Dear Leo
Neural networks are "error hungry" if trained on misclassification errors. Due to the imbalanced classes they will receive a lot more "learning" information through those errors to adjust the weights then for the minority classes. Therefore they will specialise on predicting a class with most error contributions - but frequently this class is not actually the one of interest!
There is ample evidence that how to overcome imbalanced class problems (which is often also associated with asymmetric costs, where the minority class is often of most interest and more costly to misclassify, e.g. fraudulent use of credit cards vs. normal use of credit cards). Ideally, use the cost information in training (called "cost sensitive learning"), not just adjust your thresholds afterwards.
To balance sampling, try first to
- split the datasets with stratified sampling (equal class distributions in all subsamples of training, validation and test set)
- oversample the minority classes in the training and validation datasets by randomly replicating instances of the minory classes - simply duplicate them until you have equal numbers of instances
- DO NOT! Oversample the test dataset, which should have the original imbalances of classes
- run your algorithms, select a candidate on validation, evaluate on the test accuracy (and compare against other benchmark methods!)
Oversampling frequenlty works better then undersampling (where you throw away instances of the majority class until you have equal class distributions). By the way: SAS calls it oversampling but actually does undersampling. So you would have to manually oversample if you use SAS.
I know it is not your question but please allow some suggestions: In modelling a nerual net for multiclass classificatino, please use a softmax output function (as a class can only be either a, b or c - and not independently all or none if using a linear or sigmoid activation function). Code nominal and ordinal inputs as binary variables. Experiment with different variable codings (binning) of the interval variables if you have domain knowledge.
I would suggest that you always compare neural nets (or any other given method) to an established benchmark method, of course the baseline distribution in the dataset (if randomly selecting an instance), but also simple logistic regression or decision trees. Then you can evaluate the tradeoff between increased model complexity and limited understanding of the variable / feature interactions towards predictive accuracy.
Also, when evaluating imbalanced class problems please make sure not to use simple error metrics such as misclassification rate, as they do not reflect the class imbalances in estimating the accuracy per class. Use ROC curves etc. instead.

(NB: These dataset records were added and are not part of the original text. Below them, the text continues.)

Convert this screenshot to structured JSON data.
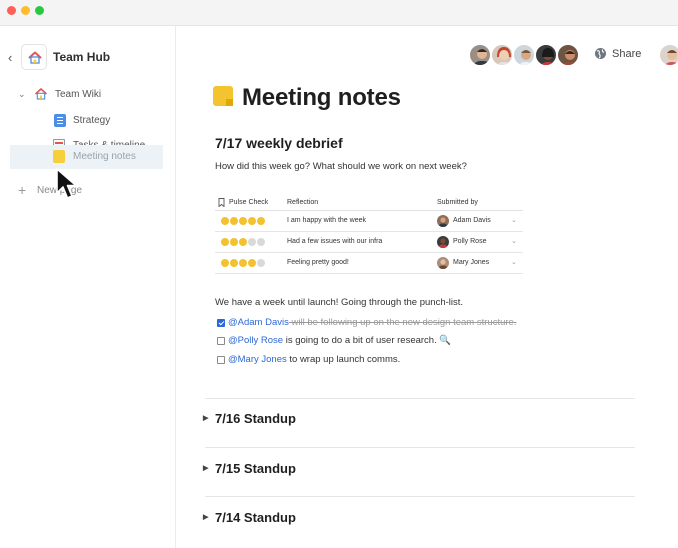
{
  "sidebar": {
    "hub_title": "Team Hub",
    "tree": {
      "root_label": "Team Wiki",
      "items": [
        {
          "label": "Strategy",
          "icon": "doc-icon"
        },
        {
          "label": "Tasks & timeline",
          "icon": "sheet-icon"
        },
        {
          "label": "Meeting notes",
          "icon": "note-icon",
          "selected": true
        }
      ]
    },
    "new_page_label": "New page"
  },
  "topbar": {
    "share_label": "Share"
  },
  "page": {
    "title": "Meeting notes",
    "sections": [
      {
        "heading": "7/17 weekly debrief",
        "prompt": "How did this week go? What should we work on next week?",
        "table": {
          "columns": [
            "Pulse Check",
            "Reflection",
            "Submitted by"
          ],
          "rows": [
            {
              "pulse": 5,
              "reflection": "I am happy with the week",
              "submitted_by": "Adam Davis"
            },
            {
              "pulse": 3,
              "reflection": "Had a few issues with our infra",
              "submitted_by": "Polly Rose"
            },
            {
              "pulse": 4,
              "reflection": "Feeling pretty good!",
              "submitted_by": "Mary Jones"
            }
          ],
          "pulse_max": 5
        },
        "punch_intro": "We have a week until launch! Going through the punch-list.",
        "checklist": [
          {
            "mention": "@Adam Davis",
            "text": " will be following up on the new design team structure.",
            "checked": true
          },
          {
            "mention": "@Polly Rose",
            "text": " is going to do a bit of user research. 🔍",
            "checked": false
          },
          {
            "mention": "@Mary Jones",
            "text": "  to wrap up launch comms.",
            "checked": false
          }
        ]
      }
    ],
    "collapsed_sections": [
      "7/16 Standup",
      "7/15 Standup",
      "7/14 Standup"
    ]
  },
  "colors": {
    "accent": "#2b68d9",
    "smile_on": "#f2c230",
    "smile_off": "#d9d9d9",
    "selected_row": "#edf2f7"
  }
}
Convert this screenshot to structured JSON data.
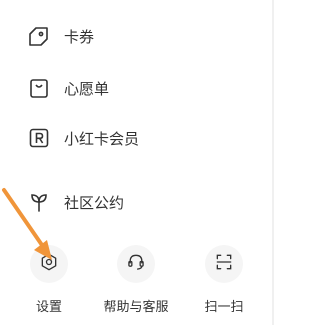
{
  "menu": {
    "items": [
      {
        "label": "卡券",
        "icon": "coupon-icon"
      },
      {
        "label": "心愿单",
        "icon": "wishlist-bag-icon"
      },
      {
        "label": "小红卡会员",
        "icon": "member-card-icon"
      },
      {
        "label": "社区公约",
        "icon": "sprout-icon"
      }
    ]
  },
  "bottom_bar": {
    "items": [
      {
        "label": "设置",
        "icon": "gear-icon"
      },
      {
        "label": "帮助与客服",
        "icon": "headset-icon"
      },
      {
        "label": "扫一扫",
        "icon": "scan-icon"
      }
    ]
  },
  "colors": {
    "text": "#333333",
    "circle_bg": "#f5f5f5",
    "annotation_arrow": "#f0953a"
  }
}
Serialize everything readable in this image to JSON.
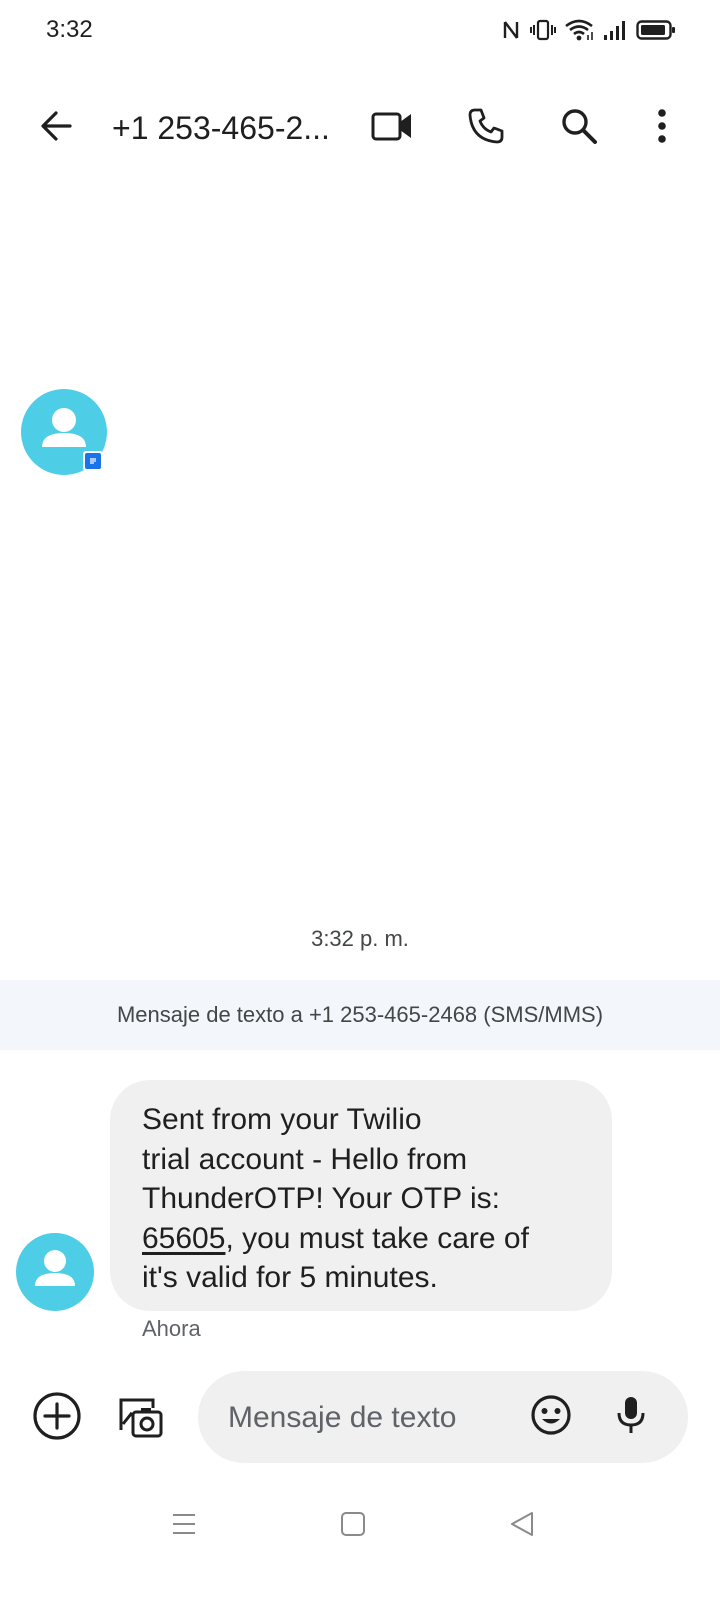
{
  "status_bar": {
    "time": "3:32",
    "icons": [
      "nfc-icon",
      "vibrate-icon",
      "wifi-icon",
      "signal-icon",
      "battery-icon"
    ]
  },
  "app_bar": {
    "title": "+1 253-465-2...",
    "icons": [
      "back-arrow-icon",
      "video-call-icon",
      "phone-icon",
      "search-icon",
      "more-vert-icon"
    ]
  },
  "conversation": {
    "timestamp": "3:32 p. m.",
    "info_banner": "Mensaje de texto a +1 253-465-2468 (SMS/MMS)",
    "message": {
      "lines": [
        "Sent from your Twilio",
        "trial account - Hello from",
        "ThunderOTP! Your OTP is:"
      ],
      "otp_code": "65605",
      "line4_rest": ", you must take care of",
      "line5": "it's valid for 5 minutes.",
      "time": "Ahora"
    }
  },
  "compose": {
    "placeholder": "Mensaje de texto",
    "icons": [
      "add-icon",
      "gallery-icon",
      "emoji-icon",
      "mic-icon"
    ]
  },
  "nav_bar": {
    "icons": [
      "menu-icon",
      "home-icon",
      "back-icon"
    ]
  },
  "colors": {
    "avatar": "#4ecde6",
    "bubble": "#f0f0f0",
    "banner": "#f3f6fb",
    "rcs_badge": "#1a73e8"
  }
}
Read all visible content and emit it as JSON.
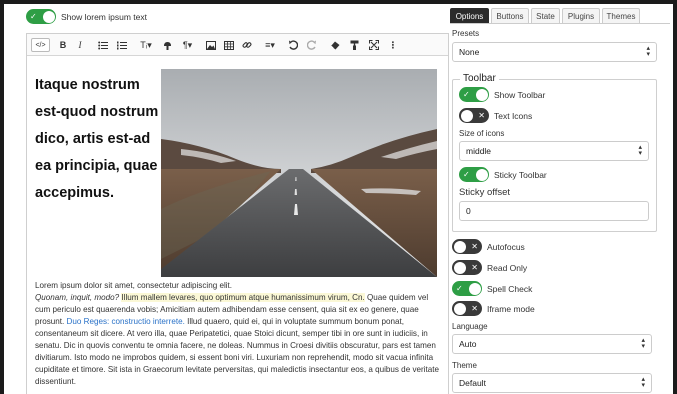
{
  "top_toggle": {
    "label": "Show lorem ipsum text",
    "on": true
  },
  "toolbar": {
    "source": "</>",
    "bold": "B",
    "italic": "I",
    "font_size": "Tᵢ▾",
    "paragraph": "¶▾",
    "align": "≡▾",
    "more": "⋮"
  },
  "content": {
    "heading": "Itaque nostrum est-quod nostrum dico, artis est-ad ea principia, quae accepimus.",
    "p_start": "Lorem ipsum dolor sit amet, consectetur adipiscing elit.",
    "p_italic": "Quonam, inquit, modo?",
    "p_highlight": "Illum mallem levares, quo optimum atque humanissimum virum, Cn.",
    "p_mid": "Quae quidem vel cum periculo est quaerenda vobis; Amicitiam autem adhibendam esse censent, quia sit ex eo genere, quae prosunt.",
    "p_link": "Duo Reges: constructio interrete.",
    "p_end": "Illud quaero, quid ei, qui in voluptate summum bonum ponat, consentaneum sit dicere. At vero illa, quae Peripatetici, quae Stoici dicunt, semper tibi in ore sunt in iudiciis, in senatu. Dic in quovis conventu te omnia facere, ne doleas. Nummus in Croesi divitiis obscuratur, pars est tamen divitiarum. Isto modo ne improbos quidem, si essent boni viri. Luxuriam non reprehendit, modo sit vacua infinita cupiditate et timore. Sit ista in Graecorum levitate perversitas, qui maledictis insectantur eos, a quibus de veritate dissentiunt."
  },
  "tabs": [
    "Options",
    "Buttons",
    "State",
    "Plugins",
    "Themes"
  ],
  "active_tab": "Options",
  "presets": {
    "label": "Presets",
    "value": "None"
  },
  "toolbar_group": {
    "legend": "Toolbar",
    "show_toolbar": {
      "label": "Show Toolbar",
      "on": true
    },
    "text_icons": {
      "label": "Text Icons",
      "on": false
    },
    "size_label": "Size of icons",
    "size_value": "middle",
    "sticky_toolbar": {
      "label": "Sticky Toolbar",
      "on": true
    },
    "sticky_offset_label": "Sticky offset",
    "sticky_offset_value": "0"
  },
  "autofocus": {
    "label": "Autofocus",
    "on": false
  },
  "read_only": {
    "label": "Read Only",
    "on": false
  },
  "spell_check": {
    "label": "Spell Check",
    "on": true
  },
  "iframe_mode": {
    "label": "Iframe mode",
    "on": false
  },
  "language": {
    "label": "Language",
    "value": "Auto"
  },
  "theme": {
    "label": "Theme",
    "value": "Default"
  },
  "colors": {
    "toggle_on": "#2e9e45",
    "toggle_off": "#3a3a3a",
    "link": "#2a72c8",
    "highlight": "#fbf8d6"
  }
}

Some References on sampling:
Provost, F. und Fawcett, T. (2001) Robust classification for imprecise environments, in: Machine Learning, Vol. 42, S. 203-231.
Weiss, G. M. und Provost, F. (2003) Learning when training data are costly: The effect of class distribution on tree induction, in: Journal of Artificial Intelligence Research, Vol. 19, S. 315-354.
Crone, S. F., Lessmann, S. und Stahlbock, R. (2006) The impact of preprocessing on data mining: An evaluation of classifier sensitivity in direct marketing, in: European Journal of Operational Research, Vol. 173, S. 781-800.
Saar-Tsechansky, M. und Provost, F. (2004) Active sampling for class probability estimation and ranking, in: Machine Learning, Vol. 54, S. 153-178.
Grzymala-Busse, J. W., Stefanowski, J. und Wilk, S. (2004) A comparison of two approaches to data mining from imbalanced data, in: Knowledge-Based Intelligent Information and Engineering Systems, Pt 1, Proceedings, Vol. 3213, S. 757-763.
Grzymala-Busse, J. W., Stefanowski, J. und Wilk, S. (2005) A comparison of two approaches to data mining from imbalanced data, in: Journal of Intelligent Manufacturing, Vol. 16, S. 565-573.
Han, H., Wang, W. Y. und Mao, B. H. (2005) Borderline-SMOTE: A new over-sampling method in imbalanced data sets learning, in: Advances in Intelligent Computing, Pt 1, Proceedings, Vol. 3644, S. 878-887.
Kind regards
Sven
______________________________________________________
Sven F. Crone
Deputy Director, Lancaster Centre for Forecasting
Assistant Professor in Management Science (Lecturer)
Lancaster University Management School
Department of Management Science
Lancaster LA1 4YX
United Kingdom
Tel +44 (0)1524 592991direct
Tel +44 (0)1524 593867 department
Fax +44 (0)1524 844885
Internet http://www.lums.lancs.ac.uk
eMail [log in to unmask]
_______________________________________________
Programme Committee Chair, Conference Co-Chair, DMIN'06 www.dmin-2007.com
International Conference on Data Mining, June 25-28, 2007, Las vegas, NV, USA
Co-organiser of the 2007 NN3 Neural Network Forecasting Competition,
ISF'07, IJCNN'07, DMIN'07, www.neural-forecasting-competition.com
-----Original Message-----
From: A UK-based worldwide e-mail broadcast system mailing list [mailto:[log in to unmask]] On Behalf Of Leo Guelman
Sent: Thursday, September 06, 2007 1:43 AM
To: [log in to unmask]
Subject: Neural Networks Query
Hi,
I'm using a Neural Net model to approach a classification problem with 3
possible outcomes. The distribution of outcomes is far from even: A (88%), B
(10%) and C (2%). I am using a random sample and thus it reflects the
proportions in the population. Because the algorithm minimizes the overall
error function, I'm getting good performance on A's but not on B and C.
Should I use a sample with 1/3 of the outcomes in each category and do some
proper weighting afterwards?
By the way, I am using STATISTICA Data Miner.
Thanks in advance for your response.
Regards,
Leo.
|